Interestingly, the vulnerable group displayed no differences from the control group in emotional monitoring and behavioral regulation systems (OFG and insula), suggesting that weakness in that system is not a risk factor. Rather, they demonstrated over-activation of DMPFC and an atypical under-activation of key emotion processing regions (particularly extended amygdala and ventral striatum). This pattern was more notable in regard to negative affect, it was also observed to a lesser extent with positive affect.

All of this may be consistent with a reactive approach to the world, in which affect is not fully processed.

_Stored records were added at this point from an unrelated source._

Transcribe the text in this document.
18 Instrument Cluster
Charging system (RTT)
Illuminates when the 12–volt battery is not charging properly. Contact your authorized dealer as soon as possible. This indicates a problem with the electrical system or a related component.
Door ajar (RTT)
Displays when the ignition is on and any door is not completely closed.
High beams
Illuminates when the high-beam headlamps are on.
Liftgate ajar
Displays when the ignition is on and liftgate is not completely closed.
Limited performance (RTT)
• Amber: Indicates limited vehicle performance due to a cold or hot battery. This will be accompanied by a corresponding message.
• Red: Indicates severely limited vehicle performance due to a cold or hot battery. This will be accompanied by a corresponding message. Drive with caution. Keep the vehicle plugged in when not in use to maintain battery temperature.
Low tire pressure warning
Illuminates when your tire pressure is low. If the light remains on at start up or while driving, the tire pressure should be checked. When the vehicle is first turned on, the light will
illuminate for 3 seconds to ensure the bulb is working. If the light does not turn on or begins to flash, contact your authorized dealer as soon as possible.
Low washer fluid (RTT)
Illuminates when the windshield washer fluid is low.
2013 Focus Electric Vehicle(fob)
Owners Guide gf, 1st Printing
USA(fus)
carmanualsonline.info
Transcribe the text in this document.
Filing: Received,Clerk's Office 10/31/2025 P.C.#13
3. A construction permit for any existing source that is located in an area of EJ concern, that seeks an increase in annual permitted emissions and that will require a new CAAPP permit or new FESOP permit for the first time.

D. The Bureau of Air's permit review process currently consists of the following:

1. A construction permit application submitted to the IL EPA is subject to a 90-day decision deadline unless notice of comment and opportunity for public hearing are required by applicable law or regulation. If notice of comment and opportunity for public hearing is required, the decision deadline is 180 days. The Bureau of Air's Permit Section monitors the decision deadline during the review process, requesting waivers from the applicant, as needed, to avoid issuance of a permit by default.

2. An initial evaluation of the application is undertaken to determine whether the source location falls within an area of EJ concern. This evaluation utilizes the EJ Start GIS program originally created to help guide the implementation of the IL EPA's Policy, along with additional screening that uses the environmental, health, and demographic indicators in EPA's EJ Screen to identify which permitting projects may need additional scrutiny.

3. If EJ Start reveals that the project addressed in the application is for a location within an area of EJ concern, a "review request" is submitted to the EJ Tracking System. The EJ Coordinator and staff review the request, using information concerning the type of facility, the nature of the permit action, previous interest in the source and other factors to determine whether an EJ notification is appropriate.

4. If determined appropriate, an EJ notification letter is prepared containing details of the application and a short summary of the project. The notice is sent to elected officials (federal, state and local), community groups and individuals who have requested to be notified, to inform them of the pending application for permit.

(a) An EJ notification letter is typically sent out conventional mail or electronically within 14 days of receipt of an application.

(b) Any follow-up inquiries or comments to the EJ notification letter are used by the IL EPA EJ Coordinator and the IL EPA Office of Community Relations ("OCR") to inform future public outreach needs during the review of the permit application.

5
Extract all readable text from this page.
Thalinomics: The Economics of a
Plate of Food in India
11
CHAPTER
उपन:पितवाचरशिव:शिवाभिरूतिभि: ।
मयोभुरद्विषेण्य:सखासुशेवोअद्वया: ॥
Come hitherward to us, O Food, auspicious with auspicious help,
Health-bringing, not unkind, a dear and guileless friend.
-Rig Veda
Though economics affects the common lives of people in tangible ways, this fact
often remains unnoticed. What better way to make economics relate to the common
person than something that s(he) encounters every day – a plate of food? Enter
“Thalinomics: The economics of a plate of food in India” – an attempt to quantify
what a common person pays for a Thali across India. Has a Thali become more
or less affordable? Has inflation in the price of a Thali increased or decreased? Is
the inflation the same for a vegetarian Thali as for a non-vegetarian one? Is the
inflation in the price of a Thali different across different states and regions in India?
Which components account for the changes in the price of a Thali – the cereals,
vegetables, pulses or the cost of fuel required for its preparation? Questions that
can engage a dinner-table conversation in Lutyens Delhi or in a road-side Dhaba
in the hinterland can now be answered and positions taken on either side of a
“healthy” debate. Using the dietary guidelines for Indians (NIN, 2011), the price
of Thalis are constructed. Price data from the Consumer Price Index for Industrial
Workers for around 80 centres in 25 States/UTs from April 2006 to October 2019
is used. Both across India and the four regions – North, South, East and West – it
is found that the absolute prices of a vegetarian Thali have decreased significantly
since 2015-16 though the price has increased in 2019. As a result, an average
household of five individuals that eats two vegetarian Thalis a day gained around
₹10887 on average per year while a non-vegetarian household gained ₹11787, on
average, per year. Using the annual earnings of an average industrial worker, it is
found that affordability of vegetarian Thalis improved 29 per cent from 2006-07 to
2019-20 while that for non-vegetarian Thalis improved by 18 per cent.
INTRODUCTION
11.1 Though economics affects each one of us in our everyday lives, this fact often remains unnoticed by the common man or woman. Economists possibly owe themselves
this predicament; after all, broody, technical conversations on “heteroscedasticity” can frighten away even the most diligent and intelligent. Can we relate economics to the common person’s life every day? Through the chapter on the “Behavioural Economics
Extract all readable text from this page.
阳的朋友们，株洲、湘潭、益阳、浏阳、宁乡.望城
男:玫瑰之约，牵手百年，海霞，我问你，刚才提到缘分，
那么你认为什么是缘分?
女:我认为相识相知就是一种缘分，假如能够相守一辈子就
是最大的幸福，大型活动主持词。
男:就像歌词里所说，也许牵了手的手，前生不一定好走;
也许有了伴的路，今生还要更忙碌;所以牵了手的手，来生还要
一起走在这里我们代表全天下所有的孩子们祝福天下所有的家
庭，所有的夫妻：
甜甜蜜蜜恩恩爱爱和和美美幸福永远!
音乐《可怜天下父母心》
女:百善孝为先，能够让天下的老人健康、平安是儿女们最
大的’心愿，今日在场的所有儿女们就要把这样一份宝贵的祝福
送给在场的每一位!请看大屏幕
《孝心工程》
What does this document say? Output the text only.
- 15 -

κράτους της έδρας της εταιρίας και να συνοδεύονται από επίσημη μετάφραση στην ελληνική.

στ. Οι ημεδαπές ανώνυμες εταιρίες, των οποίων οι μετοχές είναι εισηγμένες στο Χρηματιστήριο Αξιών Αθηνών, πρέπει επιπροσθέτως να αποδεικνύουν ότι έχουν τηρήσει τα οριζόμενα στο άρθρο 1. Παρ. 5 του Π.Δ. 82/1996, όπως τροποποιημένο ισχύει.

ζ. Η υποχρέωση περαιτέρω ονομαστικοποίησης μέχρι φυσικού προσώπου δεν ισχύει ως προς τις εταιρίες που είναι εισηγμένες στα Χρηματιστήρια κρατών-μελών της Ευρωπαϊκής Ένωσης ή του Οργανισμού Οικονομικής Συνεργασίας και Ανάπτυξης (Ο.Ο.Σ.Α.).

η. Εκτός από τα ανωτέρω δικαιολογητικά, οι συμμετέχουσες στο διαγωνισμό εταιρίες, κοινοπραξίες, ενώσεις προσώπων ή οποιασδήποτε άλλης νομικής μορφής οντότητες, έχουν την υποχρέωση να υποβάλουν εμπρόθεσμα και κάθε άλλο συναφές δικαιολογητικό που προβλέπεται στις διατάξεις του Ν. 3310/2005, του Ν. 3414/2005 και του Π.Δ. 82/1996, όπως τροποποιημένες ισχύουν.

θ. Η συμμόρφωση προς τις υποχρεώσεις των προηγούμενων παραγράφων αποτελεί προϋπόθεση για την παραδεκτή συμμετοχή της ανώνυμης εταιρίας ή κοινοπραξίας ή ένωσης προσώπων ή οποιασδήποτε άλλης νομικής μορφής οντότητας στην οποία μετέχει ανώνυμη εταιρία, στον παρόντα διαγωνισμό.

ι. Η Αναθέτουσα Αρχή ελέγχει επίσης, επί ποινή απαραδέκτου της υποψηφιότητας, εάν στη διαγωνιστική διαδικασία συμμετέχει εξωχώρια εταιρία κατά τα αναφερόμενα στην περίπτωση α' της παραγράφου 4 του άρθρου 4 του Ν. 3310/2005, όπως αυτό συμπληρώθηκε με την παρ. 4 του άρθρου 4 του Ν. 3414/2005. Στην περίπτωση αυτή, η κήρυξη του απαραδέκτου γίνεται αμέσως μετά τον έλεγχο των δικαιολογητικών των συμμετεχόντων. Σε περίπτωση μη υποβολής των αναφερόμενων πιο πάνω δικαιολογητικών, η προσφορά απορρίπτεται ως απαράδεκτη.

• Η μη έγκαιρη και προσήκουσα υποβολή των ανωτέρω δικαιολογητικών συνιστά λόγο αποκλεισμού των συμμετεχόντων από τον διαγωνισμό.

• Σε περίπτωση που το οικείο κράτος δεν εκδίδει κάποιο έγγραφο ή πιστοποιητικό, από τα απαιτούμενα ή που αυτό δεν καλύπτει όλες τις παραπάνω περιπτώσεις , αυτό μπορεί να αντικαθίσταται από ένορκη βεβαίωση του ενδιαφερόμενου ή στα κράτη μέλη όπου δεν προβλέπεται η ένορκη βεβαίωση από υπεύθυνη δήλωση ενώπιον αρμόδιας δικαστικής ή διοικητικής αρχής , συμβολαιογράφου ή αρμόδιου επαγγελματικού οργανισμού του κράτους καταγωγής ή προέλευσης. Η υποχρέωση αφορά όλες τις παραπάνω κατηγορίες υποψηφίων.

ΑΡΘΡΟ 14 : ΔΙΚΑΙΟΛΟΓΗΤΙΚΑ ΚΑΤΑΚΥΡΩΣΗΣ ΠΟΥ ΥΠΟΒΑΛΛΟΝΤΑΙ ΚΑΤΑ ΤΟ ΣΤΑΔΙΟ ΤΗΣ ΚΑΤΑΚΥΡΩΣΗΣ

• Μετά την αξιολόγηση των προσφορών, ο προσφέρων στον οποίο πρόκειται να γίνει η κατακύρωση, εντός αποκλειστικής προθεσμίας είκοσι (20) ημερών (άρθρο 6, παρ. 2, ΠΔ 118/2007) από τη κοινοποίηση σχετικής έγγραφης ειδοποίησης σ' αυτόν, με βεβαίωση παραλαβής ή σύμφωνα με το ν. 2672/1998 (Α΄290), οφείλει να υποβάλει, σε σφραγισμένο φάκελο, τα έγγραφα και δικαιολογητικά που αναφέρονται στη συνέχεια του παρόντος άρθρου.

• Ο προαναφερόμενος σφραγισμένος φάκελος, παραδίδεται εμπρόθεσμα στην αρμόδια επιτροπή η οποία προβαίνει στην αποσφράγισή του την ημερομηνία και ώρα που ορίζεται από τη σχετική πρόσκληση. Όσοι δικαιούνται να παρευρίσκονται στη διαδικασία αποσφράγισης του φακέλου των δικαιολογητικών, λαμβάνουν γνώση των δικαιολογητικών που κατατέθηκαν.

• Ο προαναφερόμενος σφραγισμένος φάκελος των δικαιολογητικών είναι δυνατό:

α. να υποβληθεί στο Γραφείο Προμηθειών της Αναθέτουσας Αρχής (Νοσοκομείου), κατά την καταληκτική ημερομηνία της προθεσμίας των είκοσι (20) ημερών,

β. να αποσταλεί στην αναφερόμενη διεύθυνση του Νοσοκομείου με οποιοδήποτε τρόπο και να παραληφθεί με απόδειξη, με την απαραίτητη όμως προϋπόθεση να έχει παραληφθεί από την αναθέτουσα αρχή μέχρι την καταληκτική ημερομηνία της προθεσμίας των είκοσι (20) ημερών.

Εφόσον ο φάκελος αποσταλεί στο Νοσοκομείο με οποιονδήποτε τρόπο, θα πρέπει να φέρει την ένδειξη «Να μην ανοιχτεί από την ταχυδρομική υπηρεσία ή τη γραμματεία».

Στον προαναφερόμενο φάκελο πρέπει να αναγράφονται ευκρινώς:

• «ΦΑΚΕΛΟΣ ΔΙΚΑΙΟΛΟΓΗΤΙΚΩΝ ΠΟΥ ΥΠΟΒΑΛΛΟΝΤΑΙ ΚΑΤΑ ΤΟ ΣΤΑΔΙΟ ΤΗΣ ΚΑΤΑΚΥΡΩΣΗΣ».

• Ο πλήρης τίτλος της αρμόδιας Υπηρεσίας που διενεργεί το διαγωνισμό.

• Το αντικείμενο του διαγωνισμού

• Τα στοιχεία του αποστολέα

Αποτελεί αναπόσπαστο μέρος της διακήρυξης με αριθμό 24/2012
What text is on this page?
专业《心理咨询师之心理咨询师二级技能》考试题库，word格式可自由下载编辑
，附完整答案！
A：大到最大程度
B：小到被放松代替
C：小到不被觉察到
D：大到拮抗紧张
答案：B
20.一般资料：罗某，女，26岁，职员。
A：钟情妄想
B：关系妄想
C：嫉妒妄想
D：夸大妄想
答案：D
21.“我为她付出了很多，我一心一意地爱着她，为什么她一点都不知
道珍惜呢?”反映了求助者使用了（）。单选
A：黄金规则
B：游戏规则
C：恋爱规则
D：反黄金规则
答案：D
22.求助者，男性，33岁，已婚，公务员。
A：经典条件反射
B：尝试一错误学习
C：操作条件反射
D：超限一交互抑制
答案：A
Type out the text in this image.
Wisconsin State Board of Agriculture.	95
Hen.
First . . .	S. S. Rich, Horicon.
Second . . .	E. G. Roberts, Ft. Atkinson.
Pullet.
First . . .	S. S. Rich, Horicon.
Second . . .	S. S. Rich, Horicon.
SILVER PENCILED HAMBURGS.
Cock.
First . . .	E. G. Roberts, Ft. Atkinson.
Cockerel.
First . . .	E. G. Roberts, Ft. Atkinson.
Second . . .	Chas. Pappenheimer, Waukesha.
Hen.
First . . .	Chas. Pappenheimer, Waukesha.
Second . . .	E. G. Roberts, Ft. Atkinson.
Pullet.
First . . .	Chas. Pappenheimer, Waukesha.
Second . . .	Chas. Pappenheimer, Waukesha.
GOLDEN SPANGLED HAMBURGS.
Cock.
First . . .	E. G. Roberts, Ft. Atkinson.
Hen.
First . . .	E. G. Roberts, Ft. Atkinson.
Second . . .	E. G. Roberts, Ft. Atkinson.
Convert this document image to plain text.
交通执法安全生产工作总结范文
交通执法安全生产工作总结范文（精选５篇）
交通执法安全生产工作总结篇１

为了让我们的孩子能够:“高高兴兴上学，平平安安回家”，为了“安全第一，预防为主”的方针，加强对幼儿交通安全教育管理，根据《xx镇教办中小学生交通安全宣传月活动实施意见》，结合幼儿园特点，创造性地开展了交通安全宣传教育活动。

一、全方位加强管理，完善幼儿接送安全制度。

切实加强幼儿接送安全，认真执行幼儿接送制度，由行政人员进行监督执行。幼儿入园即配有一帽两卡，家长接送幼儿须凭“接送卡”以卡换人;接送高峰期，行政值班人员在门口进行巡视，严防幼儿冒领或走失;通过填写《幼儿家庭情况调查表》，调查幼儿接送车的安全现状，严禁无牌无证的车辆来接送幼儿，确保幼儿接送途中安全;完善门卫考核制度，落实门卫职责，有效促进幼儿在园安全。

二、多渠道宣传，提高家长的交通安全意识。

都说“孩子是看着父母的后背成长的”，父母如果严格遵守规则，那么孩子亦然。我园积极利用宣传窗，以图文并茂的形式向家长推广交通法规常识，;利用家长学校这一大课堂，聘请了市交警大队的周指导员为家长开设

Supporting this interpretation, neuroimaging studies have consistently shown the involvement of the DMPFC with conscious self-monitoring of emotional responses (Beauregard et al., 2001;Kuchinke et al., 2006; Levesque et al., 2003; Levesque et al., 2004; Phan et al., 2005). For example, during the voluntary suppression of negative affect in healthy adults, activation in the dorsal medial and lateral prefrontal cortex increased and that in the nucleus accumbens and extended amygdala decreased (Phan et al., 2005). It has been suggested that emotional information is conveyed from limbic regions to the prefrontal cortex allowing conscious, voluntary emotional self-regulation (Levesque et al., 2003; Levesque et al., 2004).

Therefore, one interpretation of the present findings is that the vulnerable youth were recruiting an emotional control system that was suppressing emotional response.

 

References

Heitzeg, M. M., Nigg, J. T., Yau, W. Y. W., Zubieta, J. K., & Zucker, R. A. (2008). Affective circuitry and risk for alcoholism in late adolescence: differences in frontostriatal responses between vulnerable and resilient children of alcoholic parents. Alcoholism: Clinical and Experimental Research, 32(3), 414-426.